After the hearing, the sister of Hong Im Ballenger, allegedly killed by Muhammad and his accomplice, Lee Boyd Malvo, in Baton Rouge, La., in the weeks before the D.C. attacks, said Muhammad deserved to die.
``He killed so many innocent people,'' said a tearful Kwang Im Szuszka. ``My nephew is 12 years old and he needs his mommy. ... It breaks my heart.''
Vijay Walekar, brother of Premkumar Walekar, who died on the first day of the sniper spree, said he did not care that Muhammad denied responsibility.
``I don't take his words for the truth. I know he did it,'' Walekar said.
Defense lawyer Peter Greenspun pleaded for Millette to show mercy and said Muhammad is not inherently evil.
``I've represented a lot of bad guys,'' Greenspun said. ``I've represented guys that you look them in the eye and see evil. I've spent a lot of time with John Allen Muhammad and that's not him.''
Prosecutor Paul Ebert disagreed. ``I see nothing but pure evil,'' he said after the hearing.
Millette ordered that Muhammad be executed on Oct. 14, but that date likely will be postponed to allow appeals.
Muhammad, 43, was convicted of capital murder on Nov. 17 and a jury recommended he be sentenced to death for the Oct. 9, 2002, murder of Dean Harold Meyers at a gas station near Manassas.
Malvo is to be sentenced Wednesday. Circuit Judge Jane Marum Roush has no leeway to alter Malvo's life sentence. In Virginia, judges can accept a jury's sentence recommendation or reduce it, but cannot increase it.
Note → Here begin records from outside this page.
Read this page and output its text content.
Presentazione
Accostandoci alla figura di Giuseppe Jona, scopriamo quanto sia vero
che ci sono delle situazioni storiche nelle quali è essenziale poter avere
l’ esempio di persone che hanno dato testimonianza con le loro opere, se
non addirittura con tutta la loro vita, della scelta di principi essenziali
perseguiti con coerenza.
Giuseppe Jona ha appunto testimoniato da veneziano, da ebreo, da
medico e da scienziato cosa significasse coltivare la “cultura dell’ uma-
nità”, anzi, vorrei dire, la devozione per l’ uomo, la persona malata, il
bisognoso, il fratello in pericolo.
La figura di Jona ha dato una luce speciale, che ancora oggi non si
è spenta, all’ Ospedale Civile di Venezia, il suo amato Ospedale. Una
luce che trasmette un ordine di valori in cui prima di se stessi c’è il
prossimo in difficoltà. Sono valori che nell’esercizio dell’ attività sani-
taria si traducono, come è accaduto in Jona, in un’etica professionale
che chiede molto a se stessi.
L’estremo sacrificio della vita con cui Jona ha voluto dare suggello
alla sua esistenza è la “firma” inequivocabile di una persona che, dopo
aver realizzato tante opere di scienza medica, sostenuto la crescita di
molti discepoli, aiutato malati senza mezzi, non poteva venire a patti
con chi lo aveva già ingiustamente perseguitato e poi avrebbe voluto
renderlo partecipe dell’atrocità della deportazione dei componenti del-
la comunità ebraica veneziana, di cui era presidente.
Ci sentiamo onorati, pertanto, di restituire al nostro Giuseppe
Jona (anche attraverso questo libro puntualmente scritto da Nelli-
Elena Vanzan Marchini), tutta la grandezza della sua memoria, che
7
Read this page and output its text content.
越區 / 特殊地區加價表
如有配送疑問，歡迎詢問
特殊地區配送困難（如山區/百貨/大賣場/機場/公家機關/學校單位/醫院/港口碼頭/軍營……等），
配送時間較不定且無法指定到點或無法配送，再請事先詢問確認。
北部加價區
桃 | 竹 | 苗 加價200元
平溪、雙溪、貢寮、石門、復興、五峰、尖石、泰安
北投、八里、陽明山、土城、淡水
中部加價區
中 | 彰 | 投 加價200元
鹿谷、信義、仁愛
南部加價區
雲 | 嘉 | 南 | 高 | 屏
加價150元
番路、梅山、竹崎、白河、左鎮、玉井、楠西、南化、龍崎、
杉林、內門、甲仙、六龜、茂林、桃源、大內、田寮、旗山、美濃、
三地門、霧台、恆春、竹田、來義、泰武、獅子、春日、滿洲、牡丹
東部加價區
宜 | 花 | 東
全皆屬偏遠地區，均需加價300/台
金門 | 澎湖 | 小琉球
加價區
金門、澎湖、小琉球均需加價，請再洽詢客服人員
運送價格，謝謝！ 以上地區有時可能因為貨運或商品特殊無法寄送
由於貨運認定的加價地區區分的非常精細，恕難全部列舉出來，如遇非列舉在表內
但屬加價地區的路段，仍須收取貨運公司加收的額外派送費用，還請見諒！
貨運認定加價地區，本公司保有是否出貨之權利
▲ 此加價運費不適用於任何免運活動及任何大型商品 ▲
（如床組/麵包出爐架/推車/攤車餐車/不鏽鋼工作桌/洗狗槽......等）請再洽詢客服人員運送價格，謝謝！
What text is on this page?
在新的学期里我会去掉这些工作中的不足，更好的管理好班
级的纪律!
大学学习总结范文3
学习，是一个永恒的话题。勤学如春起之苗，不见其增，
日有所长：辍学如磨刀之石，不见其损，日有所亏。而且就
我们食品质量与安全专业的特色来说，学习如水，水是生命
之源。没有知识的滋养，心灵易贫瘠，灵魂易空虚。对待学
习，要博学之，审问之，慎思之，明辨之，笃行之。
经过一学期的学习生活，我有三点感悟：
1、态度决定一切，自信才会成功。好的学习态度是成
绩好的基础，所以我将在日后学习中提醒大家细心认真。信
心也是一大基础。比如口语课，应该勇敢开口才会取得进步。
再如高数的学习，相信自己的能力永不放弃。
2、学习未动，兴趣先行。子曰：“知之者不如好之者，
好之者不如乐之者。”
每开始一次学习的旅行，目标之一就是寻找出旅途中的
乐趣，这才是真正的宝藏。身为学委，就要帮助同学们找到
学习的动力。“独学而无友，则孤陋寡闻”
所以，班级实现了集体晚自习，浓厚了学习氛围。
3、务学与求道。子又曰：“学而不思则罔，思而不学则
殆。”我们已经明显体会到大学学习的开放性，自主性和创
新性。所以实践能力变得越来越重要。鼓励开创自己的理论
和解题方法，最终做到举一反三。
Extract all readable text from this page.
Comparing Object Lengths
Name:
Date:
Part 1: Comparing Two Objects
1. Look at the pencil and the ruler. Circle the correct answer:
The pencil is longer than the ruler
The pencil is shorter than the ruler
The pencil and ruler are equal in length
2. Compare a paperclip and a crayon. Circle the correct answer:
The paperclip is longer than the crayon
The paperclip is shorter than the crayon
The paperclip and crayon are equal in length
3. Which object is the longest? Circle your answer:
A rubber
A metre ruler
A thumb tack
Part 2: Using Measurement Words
During Muhammad's trial, prosecutors described him as ``captain of a killing team'' and portrayed him as a Malvo's father figure, a stern and controlling man who trained the teenager to do his bidding.
Muhammad's lawyers said the case will automatically be appealed to the Supreme Court of Virginia.
They have argued that under Virginia law only the triggerman in a shooting death can be eligible for the death penalty. The six-week trial never conclusively determined who was the triggerman in the killings, and much of the evidence suggests Malvo was the shooter.
The defense team also argued that a second capital conviction based on a new anti-terrorism law is both unconstitutional and improperly applied to Muhammad. The Virginia legislature passed the law after the Sept. 11, 2001, attacks, envisioning al-Qaida-style terrorism.
Prosecutors said the circumstances of the October 2002 sniper spree fit that definition of terrorism like a glove. Muhammad and Malvo demanded a $10 million payment from the government to stop the shootings and left notes at shooting scenes promising ``more body bags'' if their demands weren't met.
The capital-area killings began on Oct. 2, 2002, when the pair shot a 55-year-old man to death outside a Wheaton, Md., supermarket. The following day, five people were killed in Maryland and Washington - four within a span of about two hours. On Oct. 4, the two expanded their shooting spree to Virginia, seriously wounding a woman.
From then until the two were captured Oct. 24, millions of residents lived in fear. Schools as far south as Richmond closed down, while others canceled all outdoor activities.
Muhammad and Malvo were captured at a highway rest stop near Myersville, Md., in a car that had been altered to allow someone to fire a high-powered rifle from inside the trunk.